Deep Learning over Big Data (DLoBD) is becoming one of the most important research paradigms to mine value from the massive amount of gathered data. Many emerging deep learning frameworks start running over Big Data stacks, such as Hadoop and Spark. With the convergence of HPC, Big Data, and Deep Learning, these DLoBD stacks are taking advantage of RDMA and multi-/many-core based CPUs/GPUs. Even though a lot of activities are happening in the field, there is a lack of systematic studies on analyzing the impact of RDMA-capable networks and CPU/GPU on DLoBD stacks. To fill this gap, we propose a systematical characterization methodology and conduct extensive performance evaluations on three representative DLoBD stacks (i.e., CaffeOnSpark, TensorFlowOnSpark, and BigDL) to expose the interesting trends regarding performance, scalability, accuracy, and resource utilization. Our observations show that RDMA-based design for DLoBD stacks can achieve up to 2.7x speedup compared to the IPoIB based scheme.
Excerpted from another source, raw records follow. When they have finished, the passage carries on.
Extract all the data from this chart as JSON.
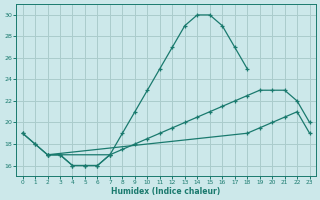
{
  "xlabel": "Humidex (Indice chaleur)",
  "background_color": "#cce8ea",
  "grid_color": "#aacccc",
  "line_color": "#1a7a6e",
  "xlim": [
    -0.5,
    23.5
  ],
  "ylim": [
    15.0,
    31.0
  ],
  "xticks": [
    0,
    1,
    2,
    3,
    4,
    5,
    6,
    7,
    8,
    9,
    10,
    11,
    12,
    13,
    14,
    15,
    16,
    17,
    18,
    19,
    20,
    21,
    22,
    23
  ],
  "yticks": [
    16,
    18,
    20,
    22,
    24,
    26,
    28,
    30
  ],
  "series": [
    {
      "x": [
        0,
        1,
        2,
        3,
        4,
        5,
        6,
        7,
        8,
        9,
        10,
        11,
        12,
        13,
        14,
        15,
        16,
        17,
        18
      ],
      "y": [
        19,
        18,
        17,
        17,
        16,
        16,
        16,
        17,
        19,
        21,
        23,
        25,
        27,
        29,
        30,
        30,
        29,
        27,
        25
      ]
    },
    {
      "x": [
        2,
        7,
        8,
        9,
        10,
        11,
        12,
        13,
        14,
        15,
        16,
        17,
        18,
        19,
        20,
        21,
        22,
        23
      ],
      "y": [
        17,
        17,
        17.5,
        18,
        18.5,
        19,
        19.5,
        20,
        20.5,
        21,
        21.5,
        22,
        22.5,
        23,
        23,
        23,
        22,
        20
      ]
    },
    {
      "x": [
        2,
        18,
        19,
        20,
        21,
        22,
        23
      ],
      "y": [
        17,
        19,
        19.5,
        20,
        20.5,
        21,
        19
      ]
    },
    {
      "x": [
        0,
        1,
        2,
        3,
        4,
        5,
        6,
        7
      ],
      "y": [
        19,
        18,
        17,
        17,
        16,
        16,
        16,
        17
      ]
    }
  ]
}
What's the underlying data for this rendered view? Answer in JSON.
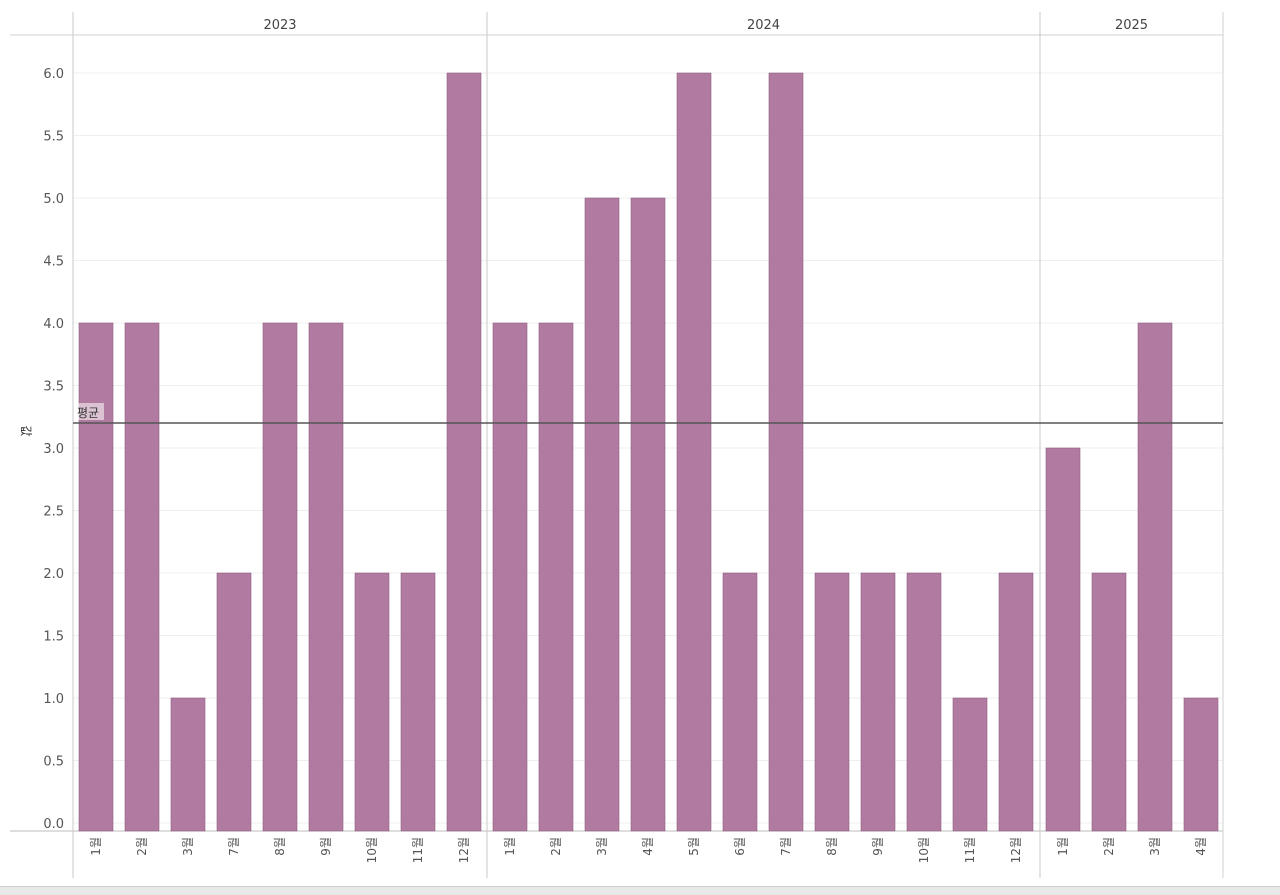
{
  "chart_data": {
    "type": "bar",
    "title": "",
    "xlabel": "",
    "ylabel": "값",
    "ylim": [
      0,
      6.3
    ],
    "yticks": [
      "0.0",
      "0.5",
      "1.0",
      "1.5",
      "2.0",
      "2.5",
      "3.0",
      "3.5",
      "4.0",
      "4.5",
      "5.0",
      "5.5",
      "6.0"
    ],
    "ytick_values": [
      0,
      0.5,
      1,
      1.5,
      2,
      2.5,
      3,
      3.5,
      4,
      4.5,
      5,
      5.5,
      6
    ],
    "bar_color": "#b07aa1",
    "bar_stroke": "#8f5f83",
    "reference_line": {
      "label": "평균",
      "value": 3.2,
      "color": "#555555"
    },
    "groups": [
      {
        "year": "2023",
        "categories": [
          "1월",
          "2월",
          "3월",
          "7월",
          "8월",
          "9월",
          "10월",
          "11월",
          "12월"
        ],
        "values": [
          4,
          4,
          1,
          2,
          4,
          4,
          2,
          2,
          6
        ]
      },
      {
        "year": "2024",
        "categories": [
          "1월",
          "2월",
          "3월",
          "4월",
          "5월",
          "6월",
          "7월",
          "8월",
          "9월",
          "10월",
          "11월",
          "12월"
        ],
        "values": [
          4,
          4,
          5,
          5,
          6,
          2,
          6,
          2,
          2,
          2,
          1,
          2
        ]
      },
      {
        "year": "2025",
        "categories": [
          "1월",
          "2월",
          "3월",
          "4월"
        ],
        "values": [
          3,
          2,
          4,
          1
        ]
      }
    ]
  }
}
The RDMA scheme can also scale better and utilize resources more efficiently than the IPoIB scheme over InfiniBand clusters. For most cases, GPU-based deep learning can outperform CPU-based designs, but not always. We see that for LeNet on MNIST, CPU + MKL can achieve better performance than GPU and GPU + cuDNN on 16 nodes. Through our evaluation, we see that there are large rooms to improve the designs of current generation DLoBD stacks further.